We are the only ones to truly know ourselves. The only ones to get to know how we think and when we think it.
And guys, it is truly satisfying when we act in accordance with who we are. I wish all of us would experience that. Sometimes it also feels amazing to just think and get a little lost in the thinking but realizing that we just learned who we were a little more. When you’re happy, you can make the happiness last just because you think about it a little more. If you’re sad, you can learn why and what led you to feel this way, then learn how try and not repeat the situation. There are only lessons.
It is hard to see what society builds for a civilization sometimes, and even harder to find ourselves in the middle of it. However, I can assure you that loneliness can bring you a lot of keys to open a lot of doors in the way of being your true self. The more you’ll know, the more you’ll know where to go, what paths not to take, and the more easy it will become to say “no thanks, I’m staying home tonight” without feeling guilty or embarrassed.
If you love being surrounded by people, it will only help you to embrace it ! Spending time alone means knowing yourself better, therefore the people around you will discover a person that is a 100% true to herself. Isn’t it more gratifying ?
When was the last time that you said “I really spent a lovely evening, met wonderful and caring people, discovered something beautiful or learned a fascinating story?” I saw a Interview a few weeks ago, on a theory that explained this (in a more specific way of course) :
Our generation is in constant waiting of passion and waiting for the passion to be in every single day. Therefore forgot to have a little patience.
I do agree with most of it, because a lot of us face depression and mental health issues that tend to be connected with thrive of passion/happiness or to be more specific, the lack of it.
There is this kind of emptiness in our lives (ourselves?) that we don’t appear to know how to fill. How do you protect yourself from this situation ? Well, if we learn to be aware of who we are, we know when things are being too much to handle. This generation that awaits (maybe too much?) is also the one that fights for equality and supports each one and another even when pain is on the other side of the world. That generation loves simple acts of tenderness.

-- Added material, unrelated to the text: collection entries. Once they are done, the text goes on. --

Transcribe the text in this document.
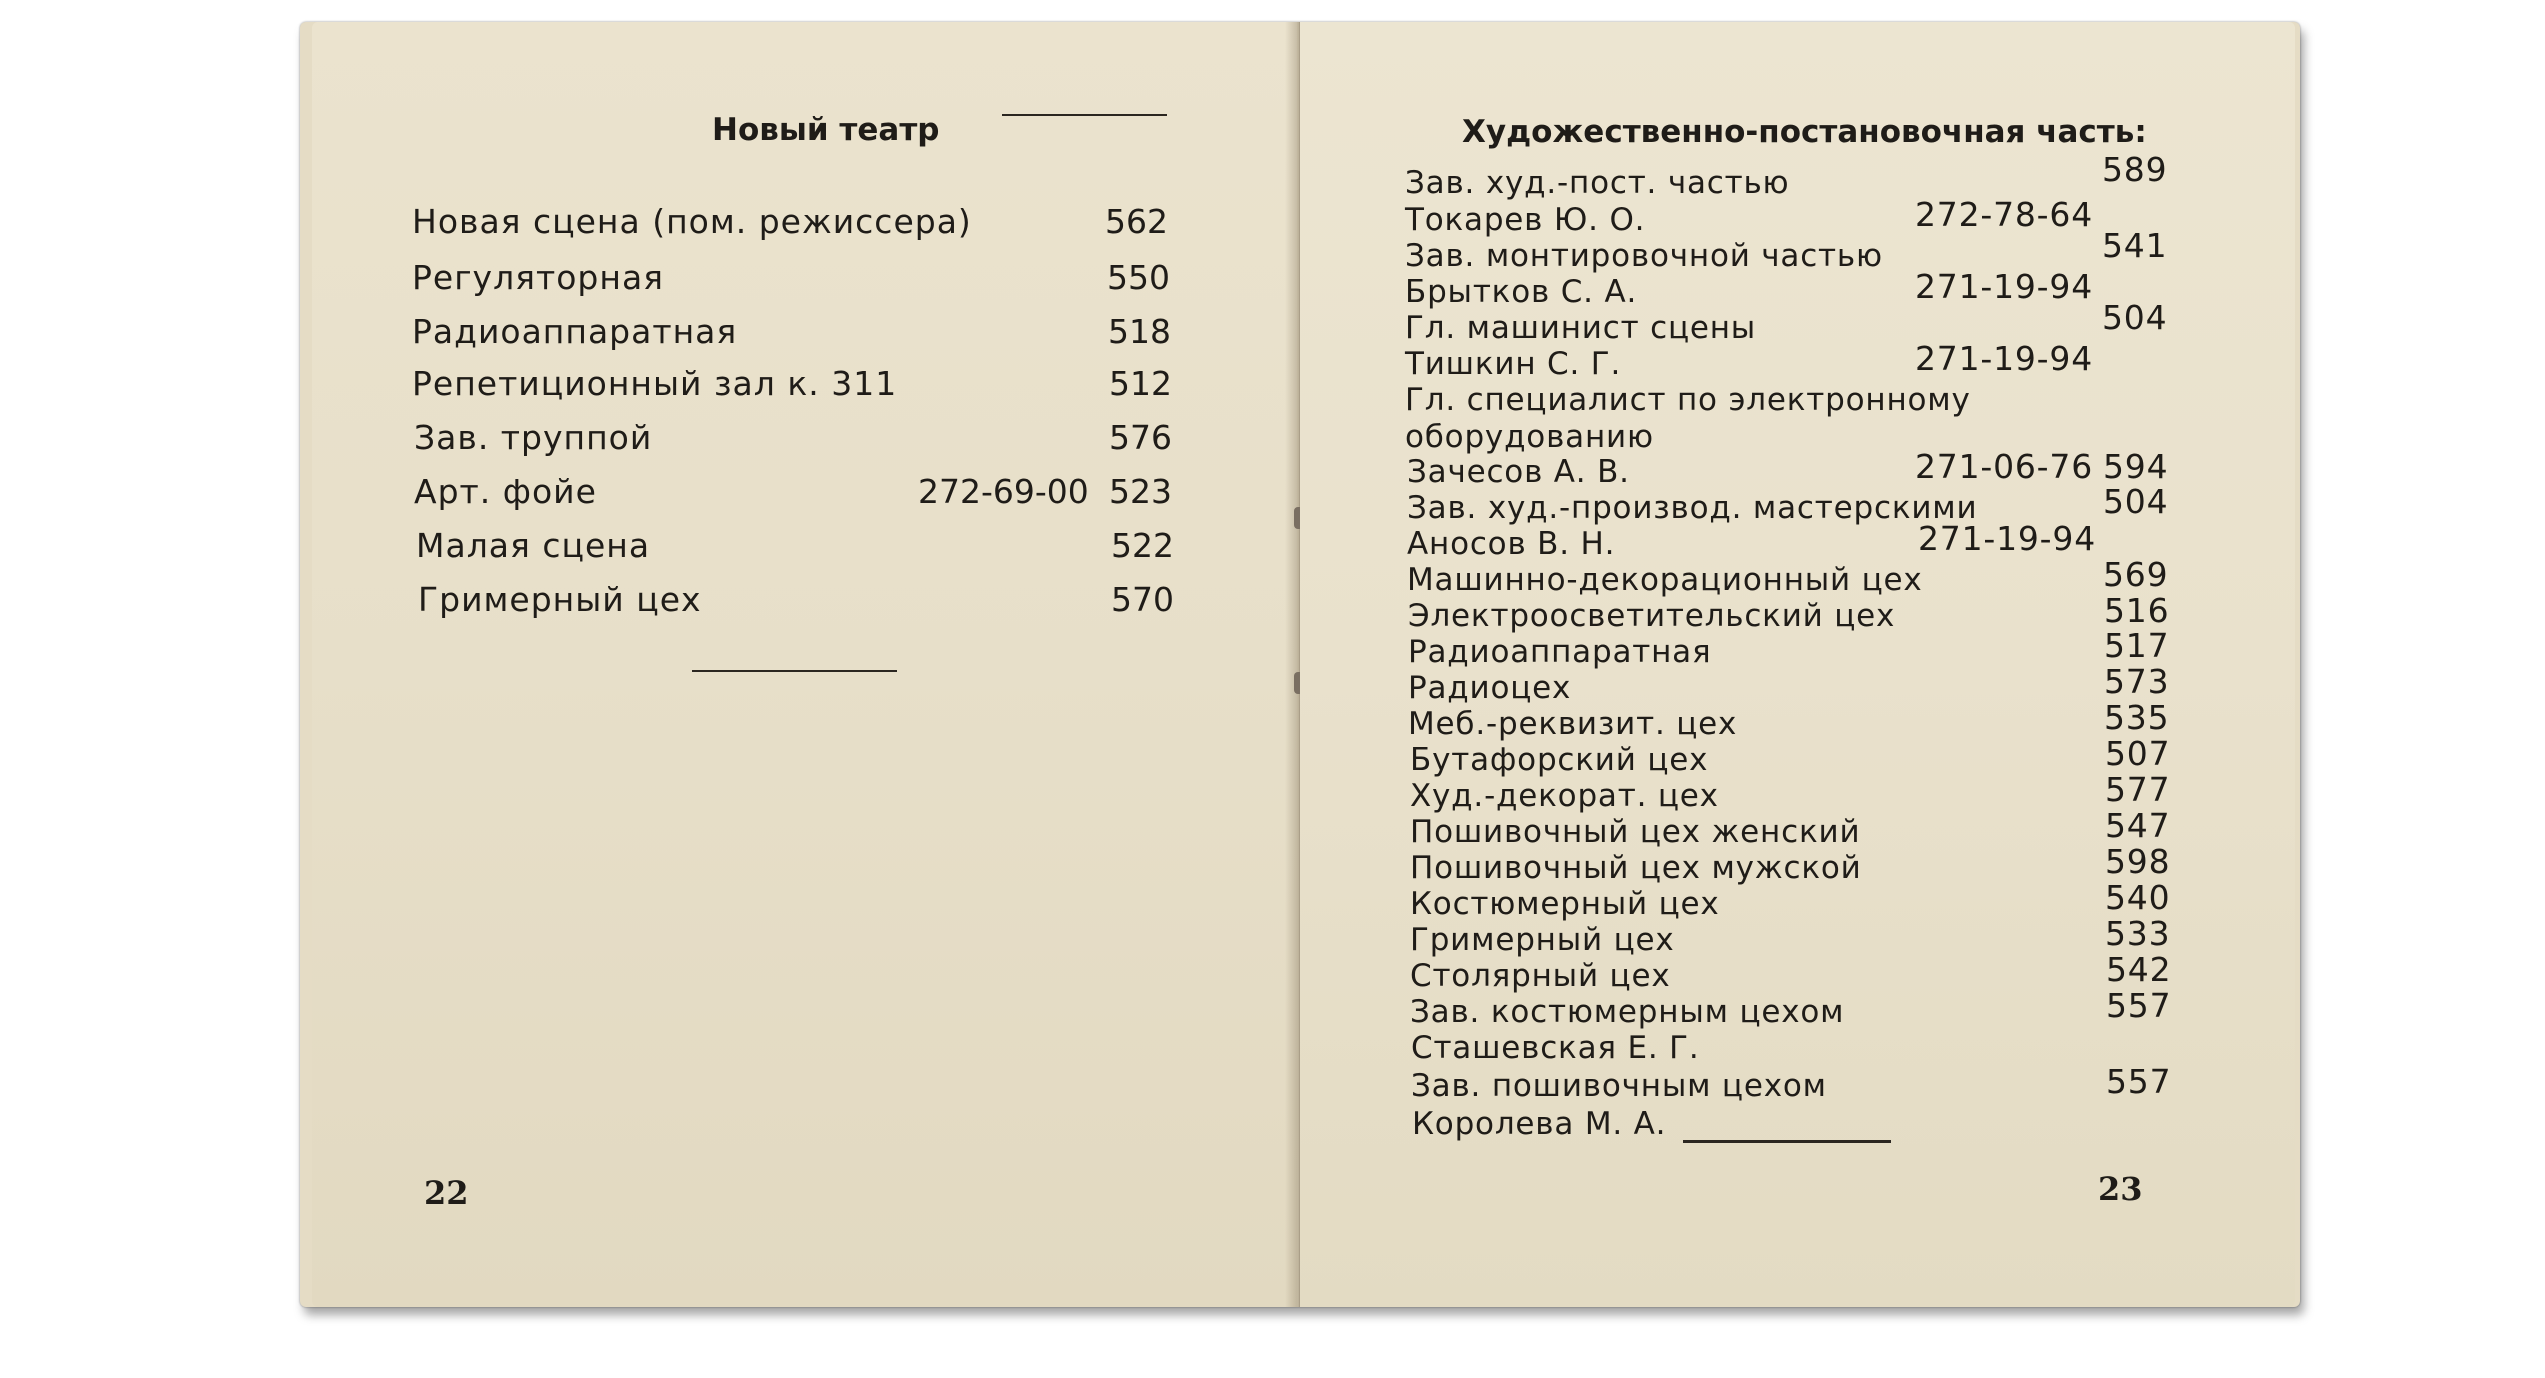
Новый театр
Новая сцена (пом. режиссера)	562
Регуляторная	550
Радиоаппаратная	518
Репетиционный зал к. 311	512
Зав. труппой	576
Арт. фойе	272-69-00 523
Малая сцена	522
Гримерный цех	570
22
Художественно-постановочная часть:
Зав. худ.-пост. частью	589
Токарев Ю. О.	272-78-64
Зав. монтировочной частью	541
Брытков С. А.	271-19-94
Гл. машинист сцены	504
Тишкин С. Г.	271-19-94
Гл. специалист по электронному
оборудованию
Зачесов А. В.	271-06-76 594
Зав. худ.-производ. мастерскими	504
Аносов В. Н.	271-19-94
Машинно-декорационный цех	569
Электроосветительский цех	516
Радиоаппаратная	517
Радиоцех	573
Меб.-реквизит. цех	535
Бутафорский цех	507
Худ.-декорат. цех	577
Пошивочный цех женский	547
Пошивочный цех мужской	598
Костюмерный цех	540
Гримерный цех	533
Столярный цех	542
Зав. костюмерным цехом	557
Сташевская Е. Г.
Зав. пошивочным цехом	557
Королева М. А.
23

Are you looking for the love of your life ? I’m not saying you’ll find him/her in two days, but you will find a person who’s authentic, sincere, who has a sense of honor, good and generous of love. It does take time, but so does knowing to recognize what matches with our vision of life and happiness. But It appears that if you found the second one, the first will come naturally.
When I think about my passed year, and we all do, I can confirm that even with the ups and downs I met some extraordinary people, I had the chance to develop friendships to a whole different level. If you’re as lucky as I am and are surrounded by a partner that teaches you in his/her own way how to be yourself and accept yourself and even, introduces you to positive mind thinking people, trust me, she or he is a keeper.
Find people that inspire you.
I have so much gratitude for my new year evening that I’m thinking about turning it into a tradition! I wish for you guys to find peace, happiness and follow your dreams in 2018. I hope any decision that you takes is in line with the person you are.